I Bonds must be held for at least a year; interest is paid on redemption. Designed to keep pace with inflation, these securities are not without drawbacks. However, concerns about them may be overblown, at least at this juncture.

One knock is that when I bonds are redeemed within five years of purchase, their last three months of interest is forfeited. But at the rates available now, bailing out after a year would leave the client with an annual return a little north of 6% after the interest penalty, beating current rates on 12-month certificates-of-deposit by a country mile.

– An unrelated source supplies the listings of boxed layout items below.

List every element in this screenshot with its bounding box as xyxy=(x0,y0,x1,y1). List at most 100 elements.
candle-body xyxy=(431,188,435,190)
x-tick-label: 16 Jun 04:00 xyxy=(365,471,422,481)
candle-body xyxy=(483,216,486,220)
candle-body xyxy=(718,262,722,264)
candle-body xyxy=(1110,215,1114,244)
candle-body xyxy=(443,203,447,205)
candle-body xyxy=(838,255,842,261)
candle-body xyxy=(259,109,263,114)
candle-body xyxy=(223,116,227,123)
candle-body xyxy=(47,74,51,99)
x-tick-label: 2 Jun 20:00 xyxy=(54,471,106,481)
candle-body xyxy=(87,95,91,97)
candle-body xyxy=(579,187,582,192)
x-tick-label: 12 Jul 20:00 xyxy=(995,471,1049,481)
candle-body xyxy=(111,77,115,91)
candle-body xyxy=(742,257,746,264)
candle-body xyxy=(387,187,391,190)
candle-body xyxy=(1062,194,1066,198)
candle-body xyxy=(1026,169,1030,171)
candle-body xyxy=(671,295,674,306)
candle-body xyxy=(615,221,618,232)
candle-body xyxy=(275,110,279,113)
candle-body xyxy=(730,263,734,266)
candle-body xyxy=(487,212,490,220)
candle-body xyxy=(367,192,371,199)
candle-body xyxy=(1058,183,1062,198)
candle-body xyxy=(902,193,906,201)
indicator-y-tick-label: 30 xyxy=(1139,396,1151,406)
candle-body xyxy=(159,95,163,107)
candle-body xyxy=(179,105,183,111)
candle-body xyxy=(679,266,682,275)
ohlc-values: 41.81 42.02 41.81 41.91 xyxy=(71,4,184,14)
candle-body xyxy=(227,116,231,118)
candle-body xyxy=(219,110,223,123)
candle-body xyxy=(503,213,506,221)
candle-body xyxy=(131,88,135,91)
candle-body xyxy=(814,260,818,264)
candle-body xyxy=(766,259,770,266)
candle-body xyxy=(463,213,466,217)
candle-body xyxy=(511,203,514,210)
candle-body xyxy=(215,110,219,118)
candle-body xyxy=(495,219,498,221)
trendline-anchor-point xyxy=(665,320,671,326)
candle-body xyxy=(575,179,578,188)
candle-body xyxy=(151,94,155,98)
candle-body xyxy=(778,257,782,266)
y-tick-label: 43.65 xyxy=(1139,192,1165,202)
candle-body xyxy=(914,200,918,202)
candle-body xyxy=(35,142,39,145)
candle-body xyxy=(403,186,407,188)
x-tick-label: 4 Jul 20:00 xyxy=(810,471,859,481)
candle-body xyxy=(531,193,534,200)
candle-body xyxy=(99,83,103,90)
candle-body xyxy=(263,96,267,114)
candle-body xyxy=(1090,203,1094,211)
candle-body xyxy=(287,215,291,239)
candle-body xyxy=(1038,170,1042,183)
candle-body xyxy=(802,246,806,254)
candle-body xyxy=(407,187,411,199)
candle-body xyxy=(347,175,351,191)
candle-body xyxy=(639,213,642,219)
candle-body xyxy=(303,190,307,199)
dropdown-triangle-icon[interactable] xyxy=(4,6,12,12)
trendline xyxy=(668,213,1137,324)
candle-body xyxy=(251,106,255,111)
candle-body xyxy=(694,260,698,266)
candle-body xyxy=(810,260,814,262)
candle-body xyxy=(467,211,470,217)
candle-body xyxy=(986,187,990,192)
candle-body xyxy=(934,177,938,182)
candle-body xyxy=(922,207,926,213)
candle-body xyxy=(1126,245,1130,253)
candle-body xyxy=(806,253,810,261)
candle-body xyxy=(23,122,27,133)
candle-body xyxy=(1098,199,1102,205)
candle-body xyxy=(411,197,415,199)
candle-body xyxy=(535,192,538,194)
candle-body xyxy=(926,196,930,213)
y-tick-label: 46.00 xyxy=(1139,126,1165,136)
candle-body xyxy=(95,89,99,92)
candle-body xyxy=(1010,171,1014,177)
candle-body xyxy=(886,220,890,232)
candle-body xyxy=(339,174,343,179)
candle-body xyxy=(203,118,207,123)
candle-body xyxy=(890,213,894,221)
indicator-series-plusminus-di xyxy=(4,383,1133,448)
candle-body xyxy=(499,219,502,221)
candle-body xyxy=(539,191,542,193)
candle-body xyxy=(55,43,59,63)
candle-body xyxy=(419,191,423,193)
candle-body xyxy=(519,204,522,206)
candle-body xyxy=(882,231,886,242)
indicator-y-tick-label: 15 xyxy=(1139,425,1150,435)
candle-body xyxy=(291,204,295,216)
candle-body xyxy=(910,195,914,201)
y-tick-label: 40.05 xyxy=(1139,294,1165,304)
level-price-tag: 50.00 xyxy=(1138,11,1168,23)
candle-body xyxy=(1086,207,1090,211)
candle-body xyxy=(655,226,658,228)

A Bona Fide Option For Client Cash
Affluent clients, and many of their advisors, often dismiss I- Bonds because of their calendar-year limit on purchases: $10,000 in electronic bonds purchased through an account set up at TreasuryDirect.gov, plus up to $5,000 in paper bonds using a federal income tax refund. But this is not as constricting as first appears.

With a couple, each spouse can establish an account and buy $10,000 of electronic bonds. A separate account for their revocable living trust can purchase another $10,000. (Use a spouse’s Social Security number for the trust account’s taxpayer identification number.) As of April 7, 4.67% of outstanding electronic I Bonds were owned by trusts, a spokesperson at the U.S. Department of the Treasury’s Bureau of the Fiscal Service said in an email.

A client’s corporation or partnership can purchase $10,000 in electronic I Bonds, too.

Bonds bought for family members count toward their annual purchase limits, not the buyer’s. It’s easy for clients to go into their TreasuryDirect.gov account and buy bonds as gifts, Keil says. “We’ve had people do that,” he said. Recipients need to open an account to have the bond delivered to them, he added.

Uncertainty Mitigated
For investors, the variable-rate nature of I Bonds can be unsettling given the one-year minimum holding period and the loss of interest on redemptions within five years, critics say.